If one wants to compute flux-based quantities for the radial profile (such as surface flux), supply an exposure map produced by make_exposure_map():

write_radial_profile("my_evt.fits", "my_radial_profile.fits", ctr, rmin,
                     rmax, nbins, ctr_type="physical", emin=emin, emax=emax,
                     expmap_file="my_expmap.fits", overwrite=True)

A cookbook example showing how to extract a radial profile is shown in Radial Profile.

write_spectrum

write_spectrum() bins up events into a spectrum and writes the spectrum to a FITS file:

from soxs import write_spectrum
write_spectrum("my_evt.fits", "my_spec.pha", overwrite=True)
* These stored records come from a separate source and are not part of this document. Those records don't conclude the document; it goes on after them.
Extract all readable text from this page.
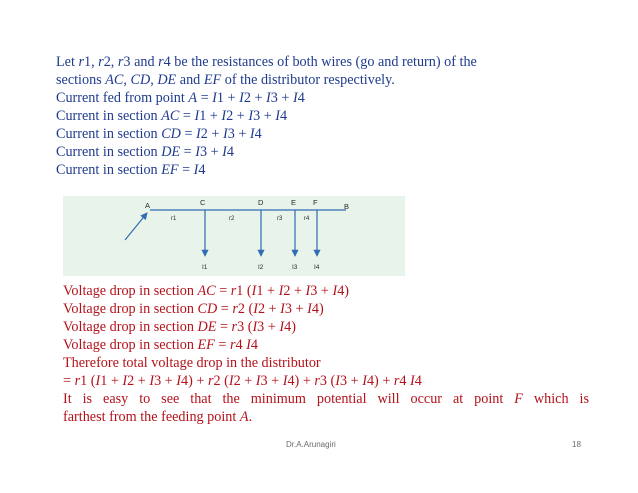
Let r1, r2, r3 and r4 be the resistances of both wires (go and return) of the
sections AC, CD, DE and EF of the distributor respectively.
Current fed from point A = I1 + I2 + I3 + I4
Current in section AC = I1 + I2 + I3 + I4
Current in section CD = I2 + I3 + I4
Current in section DE = I3 + I4
Current in section EF = I4
A	C	D	E F	B
r1	r2	r3	r4
I1	I2	I3	I4
Voltage drop in section AC = r1 (I1 + I2 + I3 + I4)
Voltage drop in section CD = r2 (I2 + I3 + I4)
Voltage drop in section DE = r3 (I3 + I4)
Voltage drop in section EF = r4 I4
Therefore total voltage drop in the distributor
= r1 (I1 + I2 + I3 + I4) + r2 (I2 + I3 + I4) + r3 (I3 + I4) + r4 I4
It is easy to see that the minimum potential will occur at point F which is
farthest from the feeding point A.
Dr.A.Arunagiri	18
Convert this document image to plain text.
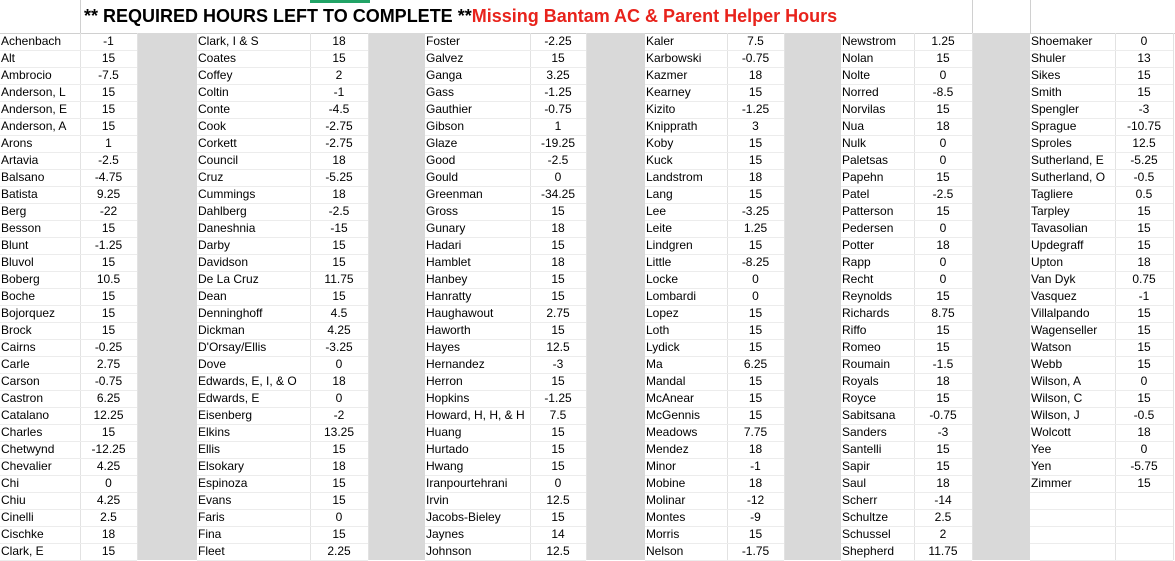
** REQUIRED HOURS LEFT TO COMPLETE **Missing Bantam AC & Parent Helper Hours
Achenbach	-1
Alt	15
Ambrocio	-7.5
Anderson, L	15
Anderson, E	15
Anderson, A	15
Arons	1
Artavia	-2.5
Balsano	-4.75
Batista	9.25
Berg	-22
Besson	15
Blunt	-1.25
Bluvol	15
Boberg	10.5
Boche	15
Bojorquez	15
Brock	15
Cairns	-0.25
Carle	2.75
Carson	-0.75
Castron	6.25
Catalano	12.25
Charles	15
Chetwynd	-12.25
Chevalier	4.25
Chi	0
Chiu	4.25
Cinelli	2.5
Cischke	18
Clark, E	15
Clark, I & S	18
Coates	15
Coffey	2
Coltin	-1
Conte	-4.5
Cook	-2.75
Corkett	-2.75
Council	18
Cruz	-5.25
Cummings	18
Dahlberg	-2.5
Daneshnia	-15
Darby	15
Davidson	15
De La Cruz	11.75
Dean	15
Denninghoff	4.5
Dickman	4.25
D'Orsay/Ellis	-3.25
Dove	0
Edwards, E, I, & O	18
Edwards, E	0
Eisenberg	-2
Elkins	13.25
Ellis	15
Elsokary	18
Espinoza	15
Evans	15
Faris	0
Fina	15
Fleet	2.25
Foster	-2.25
Galvez	15
Ganga	3.25
Gass	-1.25
Gauthier	-0.75
Gibson	1
Glaze	-19.25
Good	-2.5
Gould	0
Greenman	-34.25
Gross	15
Gunary	18
Hadari	15
Hamblet	18
Hanbey	15
Hanratty	15
Haughawout	2.75
Haworth	15
Hayes	12.5
Hernandez	-3
Herron	15
Hopkins	-1.25
Howard, H, H, & H	7.5
Huang	15
Hurtado	15
Hwang	15
Iranpourtehrani	0
Irvin	12.5
Jacobs-Bieley	15
Jaynes	14
Johnson	12.5
Kaler	7.5
Karbowski	-0.75
Kazmer	18
Kearney	15
Kizito	-1.25
Knipprath	3
Koby	15
Kuck	15
Landstrom	18
Lang	15
Lee	-3.25
Leite	1.25
Lindgren	15
Little	-8.25
Locke	0
Lombardi	0
Lopez	15
Loth	15
Lydick	15
Ma	6.25
Mandal	15
McAnear	15
McGennis	15
Meadows	7.75
Mendez	18
Minor	-1
Mobine	18
Molinar	-12
Montes	-9
Morris	15
Nelson	-1.75
Newstrom	1.25
Nolan	15
Nolte	0
Norred	-8.5
Norvilas	15
Nua	18
Nulk	0
Paletsas	0
Papehn	15
Patel	-2.5
Patterson	15
Pedersen	0
Potter	18
Rapp	0
Recht	0
Reynolds	15
Richards	8.75
Riffo	15
Romeo	15
Roumain	-1.5
Royals	18
Royce	15
Sabitsana	-0.75
Sanders	-3
Santelli	15
Sapir	15
Saul	18
Scherr	-14
Schultze	2.5
Schussel	2
Shepherd	11.75
Shoemaker	0
Shuler	13
Sikes	15
Smith	15
Spengler	-3
Sprague	-10.75
Sproles	12.5
Sutherland, E	-5.25
Sutherland, O	-0.5
Tagliere	0.5
Tarpley	15
Tavasolian	15
Updegraff	15
Upton	18
Van Dyk	0.75
Vasquez	-1
Villalpando	15
Wagenseller	15
Watson	15
Webb	15
Wilson, A	0
Wilson, C	15
Wilson, J	-0.5
Wolcott	18
Yee	0
Yen	-5.75
Zimmer	15
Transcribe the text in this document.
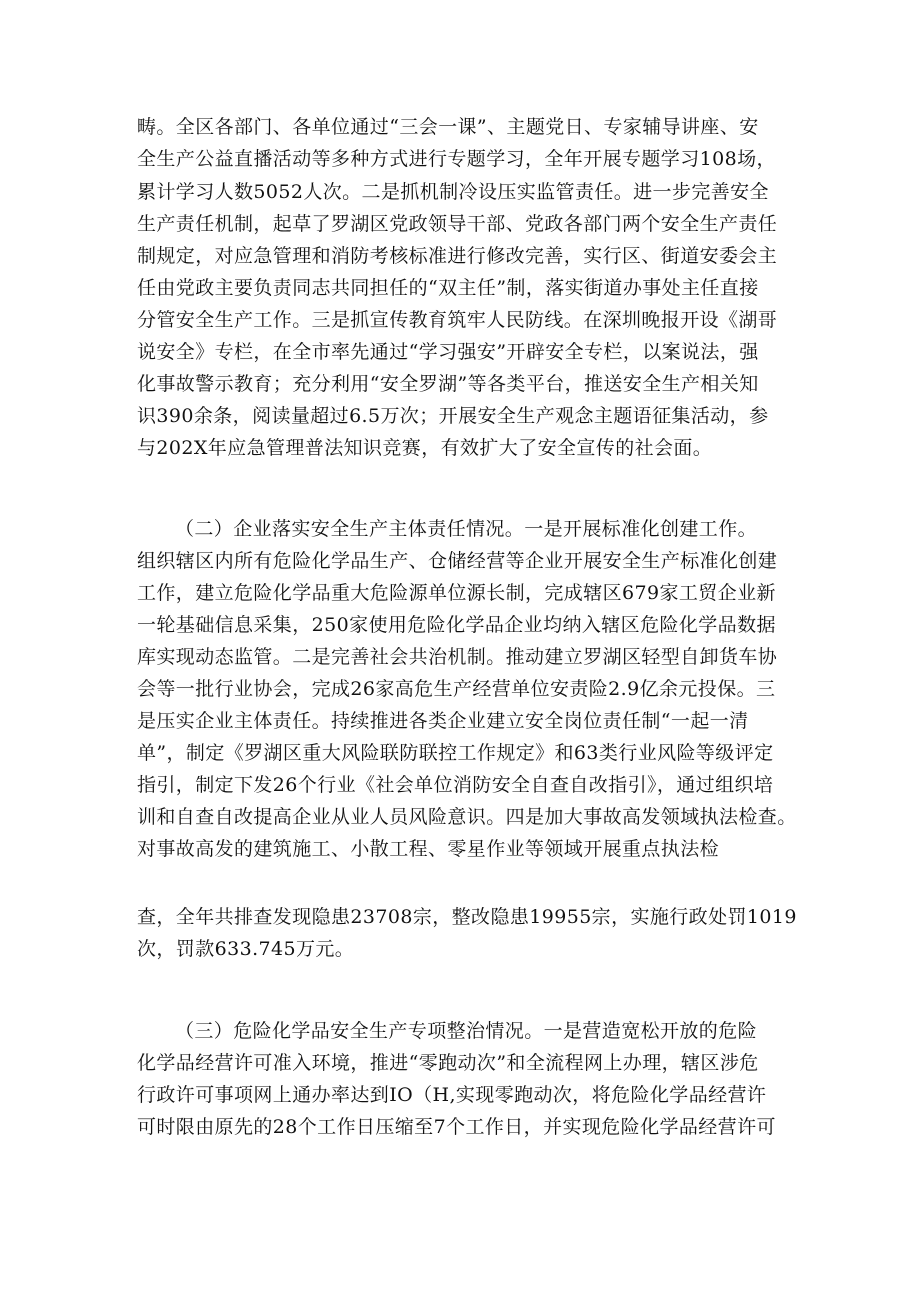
畴。全区各部门、各单位通过“三会一课”、主题党日、专家辅导讲座、安
全生产公益直播活动等多种方式进行专题学习，全年开展专题学习108场，
累计学习人数5052人次。二是抓机制冷设压实监管责任。进一步完善安全
生产责任机制，起草了罗湖区党政领导干部、党政各部门两个安全生产责任
制规定，对应急管理和消防考核标准进行修改完善，实行区、街道安委会主
任由党政主要负责同志共同担任的“双主任”制，落实街道办事处主任直接
分管安全生产工作。三是抓宣传教育筑牢人民防线。在深圳晚报开设《湖哥
说安全》专栏，在全市率先通过“学习强安”开辟安全专栏，以案说法，强
化事故警示教育；充分利用“安全罗湖”等各类平台，推送安全生产相关知
识390余条，阅读量超过6.5万次；开展安全生产观念主题语征集活动，参
与202X年应急管理普法知识竞赛，有效扩大了安全宣传的社会面。
（二）企业落实安全生产主体责任情况。一是开展标准化创建工作。
组织辖区内所有危险化学品生产、仓储经营等企业开展安全生产标准化创建
工作，建立危险化学品重大危险源单位源长制，完成辖区679家工贸企业新
一轮基础信息采集，250家使用危险化学品企业均纳入辖区危险化学品数据
库实现动态监管。二是完善社会共治机制。推动建立罗湖区轻型自卸货车协
会等一批行业协会，完成26家高危生产经营单位安责险2.9亿余元投保。三
是压实企业主体责任。持续推进各类企业建立安全岗位责任制“一起一清
单”，制定《罗湖区重大风险联防联控工作规定》和63类行业风险等级评定
指引，制定下发26个行业《社会单位消防安全自查自改指引》，通过组织培
训和自查自改提高企业从业人员风险意识。四是加大事故高发领域执法检查。
对事故高发的建筑施工、小散工程、零星作业等领域开展重点执法检
查，全年共排查发现隐患23708宗，整改隐患19955宗，实施行政处罚1019
次，罚款633.745万元。
（三）危险化学品安全生产专项整治情况。一是营造宽松开放的危险
化学品经营许可准入环境，推进“零跑动次”和全流程网上办理，辖区涉危
行政许可事项网上通办率达到IO（H,实现零跑动次，将危险化学品经营许
可时限由原先的28个工作日压缩至7个工作日，并实现危险化学品经营许可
This spectrum file can be read and fit with standard X-ray analysis software such as XSPEC, ISIS, and Sherpa.

plot_spectrum

plot_spectrum() reads a spectrum stored in a FITS table file and makes a Matplotlib plot. There are a number of options for customizing the plot in the call to plot_spectrum(), but the method also returns a tuple of the Figure and the Axes objects to allow for further customization. This example opens up a spectrum file and plots it between 0.5 and 7.0 keV:

from soxs import plot_spectrum
plot_spectrum("evt.pha", xmin=0.5, xmax=7.0)
../_images/mucal_plot.png

If one wanted to plot the same spectrum in channel space instead of energy space, you would set plot_energy=False:

from soxs import plot_spectrum
plot_spectrum("evt.pha", plot_energy=False, xmin=300, xmax=7000)
../_images/mucal_plot_channel.png

where in that case the x-axis is now in channel space, so xmin and xmax had to be set accordingly. For other customizations, consult the plot_spectrum() API.